BNN Mataram Rehabilitasi 100 Pecandu Narkoba Hingga Juni 2025
Mataram, Lomboklite.com – Badan Narkotika Nasional (BNN) Kota Mataram, Nusa Tenggara Barat, mencatatkan prestasi dengan berhasil merehabilitasi 100 pecandu narkoba hingga Juni 2025.
Angka ini melampaui target awal yang ditetapkan, yaitu 75 orang, menunjukkan komitmen kuat dalam memerangi penyalahgunaan narkotika di wilayah ini.
Kepala BNN Kota Mataram, Kombes Pol Yuanita Amelia Sari, menjelaskan bahwa mayoritas pecandu yang direhabilitasi berusia produktif, yakni antara 15 hingga 50 tahun.
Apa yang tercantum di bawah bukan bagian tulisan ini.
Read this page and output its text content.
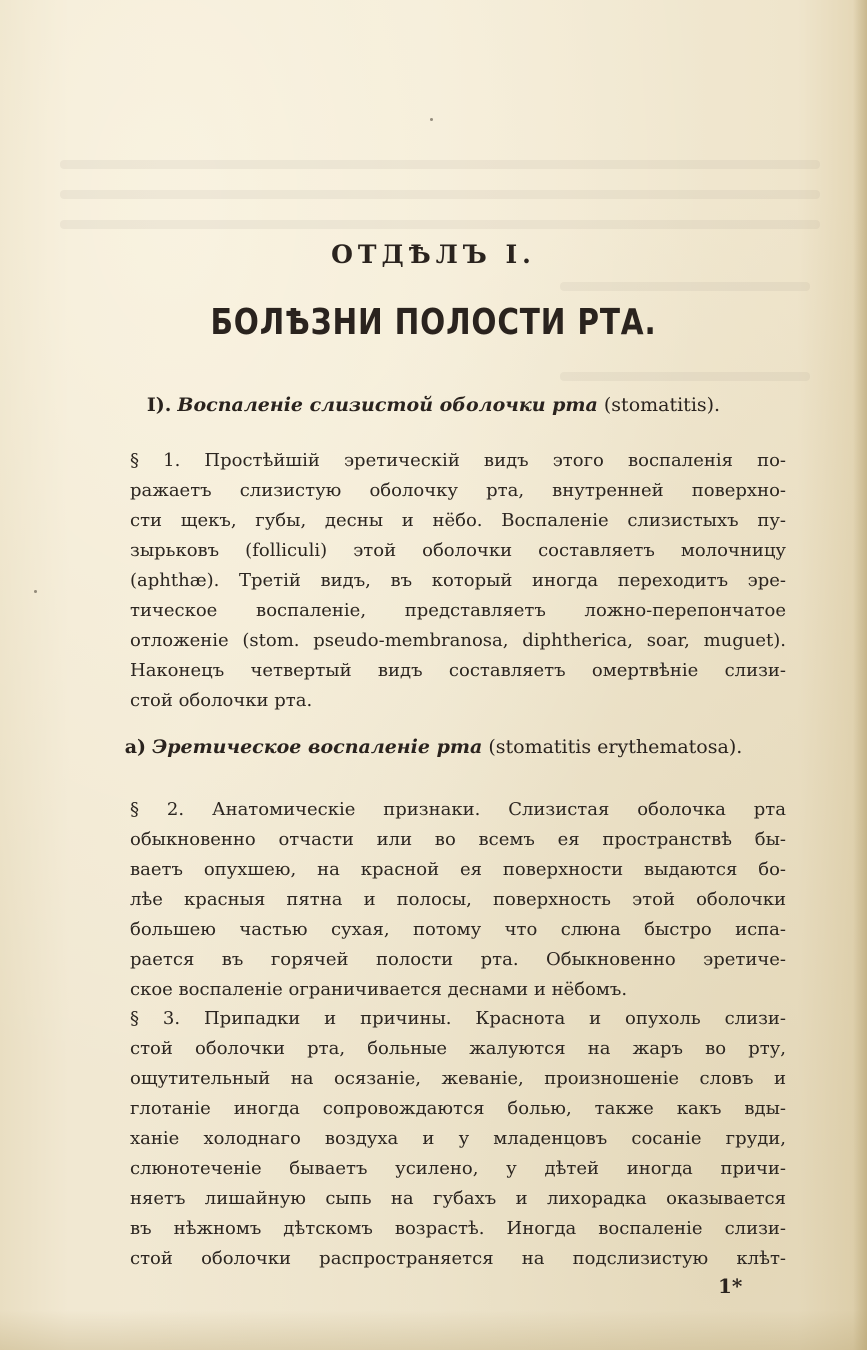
ОТДѢЛЪ I.
БОЛѢЗНИ ПОЛОСТИ РТА.
I). Воспаленіе слизистой оболочки рта (stomatitis).
§ 1. Простѣйшій эретическій видъ этого воспаленія по-
ражаетъ слизистую оболочку рта, внутренней поверхно-
сти щекъ, губы, десны и нёбо. Воспаленіе слизистыхъ пу-
зырьковъ (folliculi) этой оболочки составляетъ молочницу
(aphthæ). Третій видъ, въ который иногда переходитъ эре-
тическое воспаленіе, представляетъ ложно-перепончатое
отложеніе (stom. pseudo-membranosa, diphtherica, soar, muguet).
Наконецъ четвертый видъ составляетъ омертвѣніе слизи-
стой оболочки рта.
a) Эретическое воспаленіе рта (stomatitis erythematosa).
§ 2. Анатомическіе признаки. Слизистая оболочка рта
обыкновенно отчасти или во всемъ ея пространствѣ бы-
ваетъ опухшею, на красной ея поверхности выдаются бо-
лѣе красныя пятна и полосы, поверхность этой оболочки
большею частью сухая, потому что слюна быстро испа-
рается въ горячей полости рта. Обыкновенно эретиче-
ское воспаленіе ограничивается деснами и нёбомъ.
§ 3. Припадки и причины. Краснота и опухоль слизи-
стой оболочки рта, больные жалуются на жаръ во рту,
ощутительный на осязаніе, жеваніе, произношеніе словъ и
глотаніе иногда сопровождаются болью, также какъ вды-
ханіе холоднаго воздуха и у младенцовъ сосаніе груди,
слюнотеченіе бываетъ усилено, у дѣтей иногда причи-
няетъ лишайную сыпь на губахъ и лихорадка оказывается
въ нѣжномъ дѣтскомъ возрастѣ. Иногда воспаленіе слизи-
стой оболочки распространяется на подслизистую клѣт-
1*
"Kebanyakan dari mereka adalah pelajar SMA, mahasiswa, dan pekerja swasta," ujar Yuanita dalam wawancara di Mataram, Jumat (27/6/2025). Program rehabilitasi ini menitikberatkan pada pendekatan rawat jalan untuk kategori ringan, dengan delapan sesi konseling intensif.
Fokus pada Wilayah Rawan
BNN Mataram juga mengidentifikasi tiga kelurahan yang masuk kategori rawan peredaran narkoba: Karang Taliwang, Dasan Agung, dan Abian Tubuh. Meski kasus di Karang Taliwang mulai menurun, Yuanita menegaskan bahwa pencegahan tetap menjadi prioritas.
"Kami gencar melakukan sosialisasi P4GN (Pencegahan, Pemberantasan, Penyalahgunaan, dan Peredaran Gelap Narkotika) di kawasan pesisir seperti Ampenan agar tidak masuk zona merah," katanya.
Wilayah rawan ini ditandai dengan kepadatan penduduk, tingginya kasus penyalahgunaan, serta sarana dan prasarana yang belum memadai. Untuk itu, BNN bekerja sama dengan Pemerintah Kota Mataram untuk mendata dan menata ulang wilayah-wilayah tersebut guna mencegah eskalasi masalah.
Rehabilitasi yang Humanis
Program rehabilitasi BNN Mataram tidak hanya berfokus pada penyembuhan fisik, tetapi juga perubahan lingkungan sosial. "Pecandu kategori ringan menjalani rawat jalan agar tetap bisa beraktivitas.
Namun, mereka harus menjauhi lingkaran lama yang terkait narkoba," jelas Yuanita. Untuk kasus sedang dan berat, BNN bekerja sama dengan Rumah Sakit Jiwa Mutiara Sukma NTB dan pusat rehabilitasi di Lido, Bogor.
Hingga kini, sepertiga dari 100 pecandu yang direhabilitasi masih menjalani proses pemulihan. Yuanita optimistis jumlah ini akan bertambah hingga akhir 2025 seiring meningkatnya kesadaran masyarakat untuk memilih rehabilitasi ketimbang hukuman.
"Rehabilitasi bukan sekadar penyembuhan, tapi juga mengembalikan mereka ke kehidupan normal di masyarakat," tambahnya.
Kolaborasi Multipihak
Pemkot Mataram turut mendukung upaya BNN melalui pendataan wilayah rawan dan kampanye anti-narkoba. Sementara itu, BNN terus memperluas edukasi melalui Satgas Anti-Narkoba dan kader rehabilitasi yang mengajak warga untuk tidak takut melapor.
"Kami ingin hapus stigma bahwa rehabilitasi di BNN berujung penjara. Ini soal penyembuhan dan masa depan yang lebih baik," tegas Yuanita.
Dengan kolaborasi yang kuat antara BNN, pemerintah daerah, dan masyarakat, Mataram berupaya menuju kota yang bersih dari narkoba, sejalan dengan visi Indonesia Emas 2045. Upaya ini menjadi langkah nyata dalam memutus rantai peredaran narkotika di NTB.